Discovery

Auto review

Understand data sources, schemas, volumes, and SLAs

Hats

Review

Auto

Unit Types

Discovery

Inputs

None

Hat Sequence

Data Architect

Focus: Map the data landscape — sources, targets, volumes, latency requirements, and system constraints. Define the high-level data flow architecture and identify integration patterns (batch, streaming, CDC) appropriate for each source-target pair.

Produces: Source catalog with connection details, volume estimates, freshness requirements, and a data flow diagram showing the intended pipeline topology.

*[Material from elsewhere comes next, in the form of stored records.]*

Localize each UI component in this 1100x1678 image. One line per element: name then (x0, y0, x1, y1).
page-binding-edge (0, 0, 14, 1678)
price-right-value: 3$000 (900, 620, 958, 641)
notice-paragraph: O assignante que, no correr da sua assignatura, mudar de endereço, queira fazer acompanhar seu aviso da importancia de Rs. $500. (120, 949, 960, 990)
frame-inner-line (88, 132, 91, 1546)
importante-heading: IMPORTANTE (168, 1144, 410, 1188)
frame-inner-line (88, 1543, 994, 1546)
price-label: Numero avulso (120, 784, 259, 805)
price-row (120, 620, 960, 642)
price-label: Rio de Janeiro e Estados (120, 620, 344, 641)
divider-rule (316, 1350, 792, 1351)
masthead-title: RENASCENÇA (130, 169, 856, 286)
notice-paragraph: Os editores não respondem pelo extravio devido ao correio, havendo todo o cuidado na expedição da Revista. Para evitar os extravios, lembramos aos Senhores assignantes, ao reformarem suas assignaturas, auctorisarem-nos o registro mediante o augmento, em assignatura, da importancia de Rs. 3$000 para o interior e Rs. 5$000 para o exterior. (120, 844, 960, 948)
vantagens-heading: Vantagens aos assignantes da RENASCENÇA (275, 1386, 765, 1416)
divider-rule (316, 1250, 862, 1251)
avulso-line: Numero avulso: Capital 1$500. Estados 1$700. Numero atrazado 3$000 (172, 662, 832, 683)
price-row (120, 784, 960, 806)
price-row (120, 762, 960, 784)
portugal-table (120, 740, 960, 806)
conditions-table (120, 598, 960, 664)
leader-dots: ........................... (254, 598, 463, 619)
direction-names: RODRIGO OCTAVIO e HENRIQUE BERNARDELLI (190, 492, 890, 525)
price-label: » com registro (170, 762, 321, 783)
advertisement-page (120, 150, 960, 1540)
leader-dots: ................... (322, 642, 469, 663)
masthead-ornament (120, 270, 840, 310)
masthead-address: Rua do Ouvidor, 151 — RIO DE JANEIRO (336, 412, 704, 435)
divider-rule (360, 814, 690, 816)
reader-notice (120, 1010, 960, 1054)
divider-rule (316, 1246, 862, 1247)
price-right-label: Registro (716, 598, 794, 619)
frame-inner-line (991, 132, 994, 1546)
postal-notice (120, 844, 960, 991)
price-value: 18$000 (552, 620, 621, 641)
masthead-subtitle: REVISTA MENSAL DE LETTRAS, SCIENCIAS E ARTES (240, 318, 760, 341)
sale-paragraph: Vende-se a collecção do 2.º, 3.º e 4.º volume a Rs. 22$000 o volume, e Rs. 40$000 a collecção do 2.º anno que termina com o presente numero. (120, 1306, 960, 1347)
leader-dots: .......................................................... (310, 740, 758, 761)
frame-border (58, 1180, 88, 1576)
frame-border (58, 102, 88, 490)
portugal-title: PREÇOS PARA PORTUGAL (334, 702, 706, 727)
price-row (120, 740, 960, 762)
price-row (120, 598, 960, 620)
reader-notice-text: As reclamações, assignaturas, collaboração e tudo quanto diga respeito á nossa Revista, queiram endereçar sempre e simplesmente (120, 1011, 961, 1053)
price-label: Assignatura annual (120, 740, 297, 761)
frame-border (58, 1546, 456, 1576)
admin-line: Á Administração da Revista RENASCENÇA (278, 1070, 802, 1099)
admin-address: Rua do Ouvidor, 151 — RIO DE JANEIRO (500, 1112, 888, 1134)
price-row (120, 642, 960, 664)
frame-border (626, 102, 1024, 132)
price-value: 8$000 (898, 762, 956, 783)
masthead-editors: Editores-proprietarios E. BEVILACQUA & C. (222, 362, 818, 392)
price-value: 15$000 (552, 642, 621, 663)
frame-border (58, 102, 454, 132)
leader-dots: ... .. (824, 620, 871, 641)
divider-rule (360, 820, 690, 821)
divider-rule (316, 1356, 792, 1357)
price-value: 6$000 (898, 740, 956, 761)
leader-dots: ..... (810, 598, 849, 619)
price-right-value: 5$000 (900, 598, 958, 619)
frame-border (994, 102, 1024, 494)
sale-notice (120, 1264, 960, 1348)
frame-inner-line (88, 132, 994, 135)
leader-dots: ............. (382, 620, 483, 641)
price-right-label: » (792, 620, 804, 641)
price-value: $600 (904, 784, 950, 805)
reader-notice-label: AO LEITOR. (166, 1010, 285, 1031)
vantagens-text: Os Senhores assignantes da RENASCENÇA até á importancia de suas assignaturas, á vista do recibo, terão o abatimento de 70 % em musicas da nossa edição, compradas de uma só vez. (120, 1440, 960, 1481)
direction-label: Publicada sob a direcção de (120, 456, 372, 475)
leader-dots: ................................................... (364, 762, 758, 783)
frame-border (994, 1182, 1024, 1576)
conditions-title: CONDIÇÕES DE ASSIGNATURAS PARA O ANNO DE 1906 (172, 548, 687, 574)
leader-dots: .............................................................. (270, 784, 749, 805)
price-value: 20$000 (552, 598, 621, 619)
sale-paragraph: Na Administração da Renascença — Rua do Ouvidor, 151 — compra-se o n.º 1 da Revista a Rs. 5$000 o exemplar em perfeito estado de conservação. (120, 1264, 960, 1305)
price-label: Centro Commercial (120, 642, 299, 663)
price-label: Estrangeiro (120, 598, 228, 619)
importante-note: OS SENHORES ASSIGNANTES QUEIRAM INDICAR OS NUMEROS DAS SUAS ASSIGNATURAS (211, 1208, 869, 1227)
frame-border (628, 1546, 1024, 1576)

Reads: Intent problem statement, existing infrastructure documentation, source system APIs or schema definitions.

Anti-patterns:

Designing the target schema before understanding source constraints
Assuming all sources can support real-time extraction without verifying
Ignoring volume growth projections and designing only for current scale
Skipping SLA negotiation with source system owners
Treating all data sources as equally reliable or consistent

Schema Analyst

Focus: Profile source schemas in detail — column types, nullability, cardinality, encoding, and semantic meaning. Identify type conflicts, naming inconsistencies, and data quality issues that will affect downstream transformation.

Produces: Schema analysis report with field-level profiling, type conflict inventory, and a mapping of semantic equivalences across sources (e.g., "customer_id" in system A = "cust_num" in system B).

Reads: Data architect's source catalog, raw schema definitions from source systems.

Anti-patterns:

Accepting schema documentation at face value without sampling actual data
Ignoring edge cases in data types (e.g., timestamps without timezone, numeric precision loss)
Not profiling for null rates, distinct counts, and value distributions
Treating schema discovery as a one-time activity rather than validating against live data
Missing implicit schemas in semi-structured sources (JSON, XML, CSV without headers)

Discovery

Criteria Guidance

Good criteria examples:

"Source catalog documents at least all known data sources with connection type, schema, and estimated row counts"
"SLA requirements are captured for each target table including freshness, completeness, and acceptable error rates"
"Schema analysis identifies all nullable fields, data type mismatches, and encoding inconsistencies across sources"

Bad criteria examples:

"Sources are documented"
"Schemas are understood"
"Requirements are gathered"

Completion Signal

Source catalog exists with connection details, schema snapshots, volume estimates, and data freshness requirements for every source. Schema analysis identifies type conflicts, nullability patterns, and encoding issues. SLA targets are defined for latency, completeness, and error tolerance. Data lineage from source to intended target is mapped.